Dit vonnis betreft de feiten zoals die zijn omschreven in onderdeel e) van het EAB. Een door de griffier gewaarmerkte fotokopie van dit onderdeel is als bijlage aan deze uitspraak gehecht.
3.1 Weigeringsgrond als bedoeld in artikel 12 OLW
De officier van justitie heeft zich, zakelijk weergegeven, op het standpunt gesteld dat geen sprake is van de versteksituatie van artikel 12 OLW. Hoewel de opgeëiste persoon noch haar advocaat op de zitting in Polen is geweest, dient de afspraak tussen de Poolse officier van justitie en de opgeëiste persoon te worden beschouwd als een oproeping in persoon.
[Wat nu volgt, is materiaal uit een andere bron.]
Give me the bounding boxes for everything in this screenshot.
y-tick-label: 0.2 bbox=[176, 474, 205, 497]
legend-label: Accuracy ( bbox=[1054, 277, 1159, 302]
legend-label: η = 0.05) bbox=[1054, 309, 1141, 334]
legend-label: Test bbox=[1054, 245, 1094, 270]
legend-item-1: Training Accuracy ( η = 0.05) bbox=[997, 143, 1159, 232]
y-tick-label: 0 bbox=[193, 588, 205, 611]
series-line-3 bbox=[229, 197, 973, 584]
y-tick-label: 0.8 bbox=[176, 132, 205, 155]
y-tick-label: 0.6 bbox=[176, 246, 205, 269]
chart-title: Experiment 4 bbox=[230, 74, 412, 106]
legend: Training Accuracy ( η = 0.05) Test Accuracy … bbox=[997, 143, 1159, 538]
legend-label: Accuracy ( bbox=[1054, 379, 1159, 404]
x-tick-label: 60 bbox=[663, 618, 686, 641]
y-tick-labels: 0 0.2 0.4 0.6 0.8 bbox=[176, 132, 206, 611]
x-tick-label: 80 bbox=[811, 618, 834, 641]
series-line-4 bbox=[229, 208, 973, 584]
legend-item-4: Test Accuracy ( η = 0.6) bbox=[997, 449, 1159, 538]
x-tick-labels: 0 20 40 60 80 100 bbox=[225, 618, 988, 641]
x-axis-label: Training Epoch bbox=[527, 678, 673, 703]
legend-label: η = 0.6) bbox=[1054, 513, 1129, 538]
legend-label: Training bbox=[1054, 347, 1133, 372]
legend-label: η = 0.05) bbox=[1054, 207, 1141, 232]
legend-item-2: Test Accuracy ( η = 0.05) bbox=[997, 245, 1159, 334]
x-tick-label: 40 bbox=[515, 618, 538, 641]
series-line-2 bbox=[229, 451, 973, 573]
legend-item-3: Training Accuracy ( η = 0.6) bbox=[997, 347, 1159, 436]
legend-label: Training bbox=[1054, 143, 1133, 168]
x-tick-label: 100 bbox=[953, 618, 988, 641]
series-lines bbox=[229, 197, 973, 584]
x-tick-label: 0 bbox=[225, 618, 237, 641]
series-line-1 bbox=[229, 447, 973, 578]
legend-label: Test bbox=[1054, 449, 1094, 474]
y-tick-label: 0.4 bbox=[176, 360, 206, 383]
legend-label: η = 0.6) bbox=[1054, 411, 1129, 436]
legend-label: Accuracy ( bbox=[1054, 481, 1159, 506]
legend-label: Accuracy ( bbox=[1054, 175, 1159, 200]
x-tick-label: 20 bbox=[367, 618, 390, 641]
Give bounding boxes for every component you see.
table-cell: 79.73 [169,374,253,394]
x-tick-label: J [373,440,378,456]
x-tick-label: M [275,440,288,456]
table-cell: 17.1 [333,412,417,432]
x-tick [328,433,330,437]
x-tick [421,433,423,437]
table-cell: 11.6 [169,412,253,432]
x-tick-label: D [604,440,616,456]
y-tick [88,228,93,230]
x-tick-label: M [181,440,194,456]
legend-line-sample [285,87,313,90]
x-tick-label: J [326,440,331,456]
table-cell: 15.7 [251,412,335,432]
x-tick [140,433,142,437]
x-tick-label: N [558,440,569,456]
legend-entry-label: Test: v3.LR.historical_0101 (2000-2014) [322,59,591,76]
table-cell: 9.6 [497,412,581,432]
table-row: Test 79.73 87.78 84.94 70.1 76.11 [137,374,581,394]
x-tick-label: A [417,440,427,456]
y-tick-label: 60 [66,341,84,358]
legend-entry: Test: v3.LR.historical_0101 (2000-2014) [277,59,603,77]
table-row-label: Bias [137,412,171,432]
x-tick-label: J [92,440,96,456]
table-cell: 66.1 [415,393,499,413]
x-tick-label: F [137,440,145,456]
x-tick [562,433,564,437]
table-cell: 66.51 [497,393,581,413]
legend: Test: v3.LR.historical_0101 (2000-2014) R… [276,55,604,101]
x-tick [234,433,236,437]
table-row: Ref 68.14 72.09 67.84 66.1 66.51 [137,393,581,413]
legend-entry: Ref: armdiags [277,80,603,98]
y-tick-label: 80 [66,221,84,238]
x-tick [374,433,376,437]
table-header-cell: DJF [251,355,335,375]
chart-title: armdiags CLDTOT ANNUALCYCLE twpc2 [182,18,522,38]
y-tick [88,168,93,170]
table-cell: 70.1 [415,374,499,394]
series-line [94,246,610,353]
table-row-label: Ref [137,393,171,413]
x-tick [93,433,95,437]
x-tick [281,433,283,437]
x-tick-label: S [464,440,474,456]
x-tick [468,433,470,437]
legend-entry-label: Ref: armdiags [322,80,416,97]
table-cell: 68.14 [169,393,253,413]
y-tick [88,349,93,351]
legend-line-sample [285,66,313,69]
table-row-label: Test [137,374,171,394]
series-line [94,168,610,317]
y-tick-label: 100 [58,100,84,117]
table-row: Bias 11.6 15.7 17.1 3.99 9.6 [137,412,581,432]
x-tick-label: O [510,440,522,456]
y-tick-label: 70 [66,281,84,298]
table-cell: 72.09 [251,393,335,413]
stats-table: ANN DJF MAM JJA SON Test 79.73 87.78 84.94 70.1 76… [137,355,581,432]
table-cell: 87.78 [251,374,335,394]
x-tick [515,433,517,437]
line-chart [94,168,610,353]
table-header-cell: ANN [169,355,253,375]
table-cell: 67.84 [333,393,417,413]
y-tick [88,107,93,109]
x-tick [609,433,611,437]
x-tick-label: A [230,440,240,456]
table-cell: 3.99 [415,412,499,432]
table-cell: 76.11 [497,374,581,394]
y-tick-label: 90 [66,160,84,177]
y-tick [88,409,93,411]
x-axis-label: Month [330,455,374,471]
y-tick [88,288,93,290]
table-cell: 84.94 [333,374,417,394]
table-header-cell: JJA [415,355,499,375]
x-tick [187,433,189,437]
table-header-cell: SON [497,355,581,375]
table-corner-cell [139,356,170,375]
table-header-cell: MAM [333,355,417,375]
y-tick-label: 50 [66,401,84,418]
De opgeëiste persoon wist aldus van de inhoud van de zaak en zij wist dat er een zitting zou volgen. Ze heeft er kennelijk van afgezien daarbij aanwezig te zijn.
De rechtbank stelt vast dat het EAB is binnengekomen vóór 1 augustus 2011, zodat het oude artikel 12 OLW van toepassing is. De rechtbank volgt de officier van justitie niet en is van oordeel dat het EAB strekt tot de tenuitvoerlegging van een verstekvonnis, terwijl niet is gebleken dat de verdachte in persoon is gedagvaard of anderszins in persoon in kennis is gesteld van de datum en plaats van de behandeling ter terechtzitting. Bij brief van 12 januari 2012 heeft de uitvaardigende justitiële autoriteit onder andere het volgende meegedeeld:
The convict can also apply to the Court for resuming the proceedings. In case it is found that her guarantees have been violated, the trial would be repeated in due range as to the merits of the case. In such a case [opgeëiste persoon] will be able to participate in that trial in person and also with the possibility of an accompanying defence lawyer.
De rechtbank is van oordeel dat deze garantie niet voldoet aan de eisen van artikel 12 OLW, nu niet ondubbelzinnig wordt gegarandeerd dat de opgeëiste persoon na een eventuele overlevering op verzoek een nieuw inhoudelijk proces zal krijgen.
De weigeringsgrond van artikel 12 OLW leidt er aldus toe dat de overlevering moet worden geweigerd.
4. Slotsom
Nu ten aanzien van de feiten waarvoor de overlevering wordt gevraagd is vastgesteld dat het EAB niet voldoet aan de eisen van artikel 12 OLW dient de overlevering te worden geweigerd.
5. Beslissing
WEIGERT de overlevering van [opgeëiste persoon] aan de Judge of the Regional Court in Bialystok III Criminal Division (Polen).
HEFT OP het geschorste bevel gevangenhouding.
Aldus gedaan door
mr. C.W. Bianchi, voorzit¬ter,
mrs. J.O. Rutten en N. Rozemond, rech¬ters,
in tegenwoordigheid van mr. A.T.P. van Munster, grif¬fier,
en uitgesproken ter openbare zitting van 31 januari 2012.
De jongste rechter is buiten staat deze uitspraak mede te ondertekenen
Ingevolge artikel 29, lid 2 OLW staat tegen deze uitspraak geen gewoon rechtsmiddel open.